Terörün çocukları

Terörün çocukları

Terör örgütleri; Suriye ve Irak’taki kirli oyununu Türkiye’de de sahaya sürdü. Ailelerinden zorla koparılan çocuklar DAEŞ, PKK, El Kaide ve Taliban kamplarında canlı bomba ve keskin nişancı yapılıyor. 15 Temmuz darbesinde kullanılan askerî lise öğrencileri de 14-17 yaş arasındaki çocuklardı.
Gaziantep’te düğün evini kana bulayan bombacının 12-14 yaşlarındaki bir çocuk olduğunun ortaya çıkması, gözlerin yeniden savaş ve çatışma bölgelerinde kullanılan çocuklara çevrilmesine neden oldu. PKK tarafından dağa kaçırılan, silahlı eğitim sonrası çatışmalarda kullanılan çocuklar, Türkiye tarafından sürekli gündeme getirilse de onları birer “özgürlük savaşçısı” olarak kabul eden Batı hep kulaklarını tıkadı. Ne zaman ki, Orta Doğu’yu kasıp kavuran DAEŞ, özellikle Batı’dan transfer ettiği çocukları intihar bombacısı ve terörist olarak kullanmaya başladı, işte o zaman BM, UNİCEF, insan hakları örgütleri, “çocuk terörist” konusuna dikkat çekmeye karar verdi. Kuzey Afrika’da başlayan daha sonra da Orta Doğu’ya sıçrayan Arap Baharı, henüz ömrünün baharındaki çocukların sonu oldu. Suriye’de 5 yılı, Irak’ta ise 13 yılını geride bırakan savaşta cephede çarpıştıracak asker bulamayan taraflar; yaşları 10-15 arasında değişen çocuklara yöneldi. Yemen, Nijerya, Afganistan, Güney Sudan, Merkezî Afrika, Burundi, Demokratik Kongo Cumhuriyeti gibi daha birçok ülkede terör örgütleri ve milis güçleri, çocukları kaçırıp savaş meydanlarında kullanıyor.

Savaş baronlarının ailelerinden zorla kopardığı çocuklar; DAEŞ, PKK, El Kaide, Taliban, EŞ Şebab, Boko Haram’ın askerî kamplarında canlı bomba ve keskin nişancı olabilmek için ter döküyor.
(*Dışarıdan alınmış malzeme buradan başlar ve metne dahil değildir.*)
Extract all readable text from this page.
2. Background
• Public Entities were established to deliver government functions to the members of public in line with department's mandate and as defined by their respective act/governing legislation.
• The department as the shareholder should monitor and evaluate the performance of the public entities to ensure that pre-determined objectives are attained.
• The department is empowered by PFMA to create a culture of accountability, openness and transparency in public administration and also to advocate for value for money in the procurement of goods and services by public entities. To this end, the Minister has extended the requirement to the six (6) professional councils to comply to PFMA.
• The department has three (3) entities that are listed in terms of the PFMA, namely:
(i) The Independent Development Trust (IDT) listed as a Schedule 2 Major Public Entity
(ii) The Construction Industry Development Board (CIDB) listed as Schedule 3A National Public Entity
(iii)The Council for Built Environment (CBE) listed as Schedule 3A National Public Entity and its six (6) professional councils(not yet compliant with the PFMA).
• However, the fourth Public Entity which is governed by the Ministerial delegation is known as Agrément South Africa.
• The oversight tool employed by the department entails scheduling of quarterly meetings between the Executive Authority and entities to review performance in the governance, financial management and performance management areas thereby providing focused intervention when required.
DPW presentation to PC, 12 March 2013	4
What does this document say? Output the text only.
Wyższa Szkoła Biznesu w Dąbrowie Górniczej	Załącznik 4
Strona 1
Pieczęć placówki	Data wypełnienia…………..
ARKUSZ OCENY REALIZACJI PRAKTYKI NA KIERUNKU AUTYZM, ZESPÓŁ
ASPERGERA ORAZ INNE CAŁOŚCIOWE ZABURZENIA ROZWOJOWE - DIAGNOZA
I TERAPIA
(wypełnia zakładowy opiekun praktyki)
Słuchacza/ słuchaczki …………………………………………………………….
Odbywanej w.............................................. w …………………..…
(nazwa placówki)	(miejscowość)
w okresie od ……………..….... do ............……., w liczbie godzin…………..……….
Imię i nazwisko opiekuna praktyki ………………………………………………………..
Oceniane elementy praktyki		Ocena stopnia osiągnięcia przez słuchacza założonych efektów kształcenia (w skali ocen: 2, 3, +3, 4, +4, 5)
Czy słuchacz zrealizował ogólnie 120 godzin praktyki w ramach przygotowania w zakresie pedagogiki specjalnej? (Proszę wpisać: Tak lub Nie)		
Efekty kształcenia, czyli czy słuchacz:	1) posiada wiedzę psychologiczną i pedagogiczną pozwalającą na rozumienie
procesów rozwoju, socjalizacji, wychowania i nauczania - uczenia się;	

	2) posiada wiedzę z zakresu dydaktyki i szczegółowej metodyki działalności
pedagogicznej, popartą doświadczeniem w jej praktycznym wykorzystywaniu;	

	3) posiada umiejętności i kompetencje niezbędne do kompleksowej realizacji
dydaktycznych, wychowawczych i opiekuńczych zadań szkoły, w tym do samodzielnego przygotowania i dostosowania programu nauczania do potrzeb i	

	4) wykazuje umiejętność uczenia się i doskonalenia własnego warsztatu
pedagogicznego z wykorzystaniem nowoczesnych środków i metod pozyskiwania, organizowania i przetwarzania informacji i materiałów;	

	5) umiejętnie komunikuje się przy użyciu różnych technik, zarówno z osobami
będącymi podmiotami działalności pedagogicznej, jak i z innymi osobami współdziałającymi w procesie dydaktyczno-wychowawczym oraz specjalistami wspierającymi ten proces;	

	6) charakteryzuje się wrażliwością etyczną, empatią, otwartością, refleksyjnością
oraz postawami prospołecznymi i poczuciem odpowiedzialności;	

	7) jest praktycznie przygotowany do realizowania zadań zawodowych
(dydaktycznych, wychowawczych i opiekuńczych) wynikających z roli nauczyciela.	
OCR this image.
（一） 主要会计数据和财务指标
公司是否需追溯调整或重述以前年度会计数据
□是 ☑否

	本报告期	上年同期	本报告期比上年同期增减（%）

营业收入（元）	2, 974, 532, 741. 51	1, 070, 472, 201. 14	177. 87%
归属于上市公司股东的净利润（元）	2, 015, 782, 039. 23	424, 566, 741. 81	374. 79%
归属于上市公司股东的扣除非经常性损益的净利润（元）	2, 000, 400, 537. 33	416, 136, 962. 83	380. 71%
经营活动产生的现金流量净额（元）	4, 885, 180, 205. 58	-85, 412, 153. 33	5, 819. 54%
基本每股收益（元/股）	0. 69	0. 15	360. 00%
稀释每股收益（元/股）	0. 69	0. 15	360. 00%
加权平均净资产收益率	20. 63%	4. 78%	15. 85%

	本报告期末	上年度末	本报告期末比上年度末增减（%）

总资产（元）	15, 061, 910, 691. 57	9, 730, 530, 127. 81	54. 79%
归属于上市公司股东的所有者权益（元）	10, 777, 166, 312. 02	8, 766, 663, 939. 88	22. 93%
Uluslararası hukuk normlarına göre savaş suçu sayılan çocukların terör faaliyetlerinde asker ya da intihar bombacısı olarak kullanımı, insan hakları izleme örgütleri, UNİCEF ve BM tarafından son 5 yılda birkaç defa rapor edildi, ancak herhangi bir müeyyide uygulanamadı.